Last year, farmers lost over 500 000 head to drought and disease, the CSC handled no cattle at all, and there was no guaranteed price at any live sales. Small scale cattle owners, who own 90 per cent of the national herd of 5.6 million head, had to accept prices as low as US$150 a head for mature slaughter stock. They had to sell 350 000 head at rock bottom prices. The loss to the farmers in one year of was over US$400 million. At the same time, the 180 000 new farmers on what was originally commercial farms taken over under the land reform program, only held 600 000 head of stock and cannot stock their farms because there are no bank facilities. The CSC ran a Cattle Finance Scheme for 42 years at a profit and financed hundreds of new cattle farmers with no collateral. Today this is simply not possible.

Then you have the gold industry. In 1893 Rhodes toured this country with one of the best geologists in the world. Their conclusion was that this country had plenty of gold but it was widely dispersed, shallow and in local pockets rather than the deep rich seams in South Africa. In the total collapse of our economy from 2000 to 2008, hundred of thousands on young people discovered what Rhodes had identified – you could mine gold in shallow pits and shafts, have it crushed and run over a table or through a simple cyclone and get US dollars for the free gold recovered.
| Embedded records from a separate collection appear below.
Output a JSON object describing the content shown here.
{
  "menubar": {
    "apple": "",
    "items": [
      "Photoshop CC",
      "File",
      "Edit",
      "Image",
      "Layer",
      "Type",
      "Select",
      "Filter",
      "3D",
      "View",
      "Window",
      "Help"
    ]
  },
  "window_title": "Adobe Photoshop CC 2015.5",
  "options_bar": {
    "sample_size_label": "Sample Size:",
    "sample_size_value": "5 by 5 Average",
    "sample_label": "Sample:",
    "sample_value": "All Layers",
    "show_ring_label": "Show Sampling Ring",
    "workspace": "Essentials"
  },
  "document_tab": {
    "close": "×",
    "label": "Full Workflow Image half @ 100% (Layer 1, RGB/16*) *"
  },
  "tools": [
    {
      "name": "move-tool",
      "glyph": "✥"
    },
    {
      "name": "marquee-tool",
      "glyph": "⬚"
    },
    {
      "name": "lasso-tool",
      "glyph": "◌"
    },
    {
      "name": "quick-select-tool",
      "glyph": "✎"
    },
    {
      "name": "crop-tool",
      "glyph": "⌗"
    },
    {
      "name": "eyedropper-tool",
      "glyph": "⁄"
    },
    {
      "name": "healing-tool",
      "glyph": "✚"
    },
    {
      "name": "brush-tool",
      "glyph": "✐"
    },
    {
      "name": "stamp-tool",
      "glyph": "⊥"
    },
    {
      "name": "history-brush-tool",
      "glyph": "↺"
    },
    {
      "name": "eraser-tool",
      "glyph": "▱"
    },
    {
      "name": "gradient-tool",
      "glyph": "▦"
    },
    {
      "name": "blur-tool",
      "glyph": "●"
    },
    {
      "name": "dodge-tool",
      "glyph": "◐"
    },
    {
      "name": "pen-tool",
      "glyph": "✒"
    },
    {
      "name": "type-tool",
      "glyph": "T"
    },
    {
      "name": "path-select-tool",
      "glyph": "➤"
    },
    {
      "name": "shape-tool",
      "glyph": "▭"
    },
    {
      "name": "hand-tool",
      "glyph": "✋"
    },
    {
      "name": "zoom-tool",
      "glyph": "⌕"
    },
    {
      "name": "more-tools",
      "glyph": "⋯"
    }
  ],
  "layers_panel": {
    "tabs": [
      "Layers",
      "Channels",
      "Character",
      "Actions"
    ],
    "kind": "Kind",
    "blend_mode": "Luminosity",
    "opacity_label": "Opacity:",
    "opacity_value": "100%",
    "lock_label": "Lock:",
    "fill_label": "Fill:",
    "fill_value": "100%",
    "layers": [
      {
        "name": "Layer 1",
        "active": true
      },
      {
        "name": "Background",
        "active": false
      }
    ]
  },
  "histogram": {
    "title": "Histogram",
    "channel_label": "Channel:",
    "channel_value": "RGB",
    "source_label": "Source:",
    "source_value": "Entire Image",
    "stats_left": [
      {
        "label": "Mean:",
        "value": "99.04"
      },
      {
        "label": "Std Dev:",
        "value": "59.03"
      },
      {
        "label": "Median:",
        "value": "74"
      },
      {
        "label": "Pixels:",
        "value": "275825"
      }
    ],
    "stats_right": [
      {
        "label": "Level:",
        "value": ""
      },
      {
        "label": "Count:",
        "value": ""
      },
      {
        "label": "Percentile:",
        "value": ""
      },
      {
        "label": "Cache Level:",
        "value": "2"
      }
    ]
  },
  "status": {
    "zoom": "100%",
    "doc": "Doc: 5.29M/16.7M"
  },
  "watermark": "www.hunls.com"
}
This year over 700 000 young people are out there mining gold all over the country and getting 1 to 8 grams per tonne of ore. There is no marketing system for this output. The gold producing areas are managed by mafia gangs who control the sale of gold and even allocate land for mining at a fee. The primary producers, the people who labour and take risks underground, often under terrible conditions, paying high prices for everything they need, helmets, protective clothing, lights, dynamite, get paid about 60 per cent of what their gold is worth.

The great bulk of this raw gold concentrate is smuggled out of the country in every means you can imagine; executive jets to small taxi vehicles and by bus and bicycle. How much is involved? In 2022 the Dubai Gold Market stated that they bought 435 tonnes of gold from Africa without certificates of origin. They said at the same time that 105 tonnes came from Zimbabwe. At the price of gold prevailing at that time that was worth over US$6 billion. This is more than the total exports of all formal sector mining activity in Zimbabwe in that year. It is enough to fund our total annual imports. Just imagine what is going on in the Congo, northern Mozambique, western Tanzania.

If we liberalised our market for gold, made it possible for these hundreds of thousands of small miners to get recognition and the ownership of their claims, if we supported them with supplies at a decent price, our gold production could easily exceed 200 tonnes a year valued at US$14 billion. What we have instead, is a failure to serve, a failure of the Chamber of Mines, a failure of the Ministry of Mines, a failure of Government as a whole.

If we fail to serve our people, it is at our peril, we can never thrive as a country until we all learn that lesson.